Authorize.Net is a Visa Inc. company with over 400,000 active merchants, processing more than 126 billion annually. Just as Spreedly provides online merchants the choice to work across multiple payment gateways, Authorize.Net has decoupled its merchant account from its gateway, allowing customers to select the best value at each layer of the payment stack. To learn more about how Spreedly works with Authorize.Net, go here.
Although headquartered in Boston, Credorax is one of Spreedly’s most popular gateways in Europe, supported in 38 countries across the European Union. The company is also licensed to provide online payment processing and acquiring bank services in Japan and the United States.
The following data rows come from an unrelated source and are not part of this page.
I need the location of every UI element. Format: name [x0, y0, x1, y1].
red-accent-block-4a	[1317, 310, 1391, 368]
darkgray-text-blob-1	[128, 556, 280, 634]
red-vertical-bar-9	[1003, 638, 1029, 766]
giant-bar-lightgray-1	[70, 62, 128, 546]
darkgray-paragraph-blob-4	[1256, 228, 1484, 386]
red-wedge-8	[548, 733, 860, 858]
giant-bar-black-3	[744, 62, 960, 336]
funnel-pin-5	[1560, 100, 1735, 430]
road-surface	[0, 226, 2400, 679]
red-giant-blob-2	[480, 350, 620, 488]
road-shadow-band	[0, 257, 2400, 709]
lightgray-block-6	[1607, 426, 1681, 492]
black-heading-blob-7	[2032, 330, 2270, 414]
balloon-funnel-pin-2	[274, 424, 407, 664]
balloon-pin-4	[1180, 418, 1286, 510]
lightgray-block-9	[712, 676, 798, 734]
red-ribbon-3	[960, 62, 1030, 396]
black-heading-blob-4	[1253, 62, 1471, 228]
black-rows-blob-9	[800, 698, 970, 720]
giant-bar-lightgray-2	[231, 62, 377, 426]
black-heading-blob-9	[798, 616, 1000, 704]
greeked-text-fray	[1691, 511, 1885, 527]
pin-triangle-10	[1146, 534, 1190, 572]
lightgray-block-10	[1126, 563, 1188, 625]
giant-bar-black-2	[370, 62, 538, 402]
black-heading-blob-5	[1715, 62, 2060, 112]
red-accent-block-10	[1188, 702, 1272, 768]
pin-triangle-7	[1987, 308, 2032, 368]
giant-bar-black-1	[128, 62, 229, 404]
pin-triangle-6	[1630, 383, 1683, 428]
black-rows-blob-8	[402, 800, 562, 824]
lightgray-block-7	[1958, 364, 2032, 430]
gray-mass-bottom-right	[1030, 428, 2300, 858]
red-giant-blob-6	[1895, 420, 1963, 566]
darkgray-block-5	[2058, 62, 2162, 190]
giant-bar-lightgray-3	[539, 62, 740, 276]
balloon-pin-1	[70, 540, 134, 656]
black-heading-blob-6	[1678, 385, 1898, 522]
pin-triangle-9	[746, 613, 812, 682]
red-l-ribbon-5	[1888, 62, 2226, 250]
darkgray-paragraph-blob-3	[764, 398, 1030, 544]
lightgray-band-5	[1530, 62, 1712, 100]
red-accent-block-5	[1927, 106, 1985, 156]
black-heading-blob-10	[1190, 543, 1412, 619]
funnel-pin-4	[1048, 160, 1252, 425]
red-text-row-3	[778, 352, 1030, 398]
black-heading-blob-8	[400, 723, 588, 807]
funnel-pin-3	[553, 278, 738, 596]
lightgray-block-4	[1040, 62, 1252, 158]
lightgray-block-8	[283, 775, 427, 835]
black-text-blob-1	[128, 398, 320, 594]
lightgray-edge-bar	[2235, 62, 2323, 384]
First Data Corporation is a global payment solutions company that has as its subsidiaries the Payeezy gateway and the Clover POS system. Spreedly is a great addition for Clover users who need to merge their brick & mortar stores with their e-commerce presence. For information on how Spreedly works with Clover, go here. And, for details on how set up Spreedly with Clover, go here.
Part of the PayU family of companies, PayU Latam allows merchants to accept local payments in Latin American countries with just one account and integration. Spreedly’s API supports PayU in Mexico, Panama, Colombia, Peru, Brazil, Chile, and Argentina.
Stripe provides an integrated, easy on-boarding solution for new customers (both private individuals and businesses). Spreedly and Stripe Connect allows online merchants to work with a single payment provider while supporting payment gateways in over 25 countries. To learn more about how Spreedly works with Stripe, go here.
There are many reasons why you may want the type of flexibility and independence that comes with working with more than one payment gateway. At the very least, it’s just good business to mitigate the risk of loosing your profits when your primary payment gateway is down.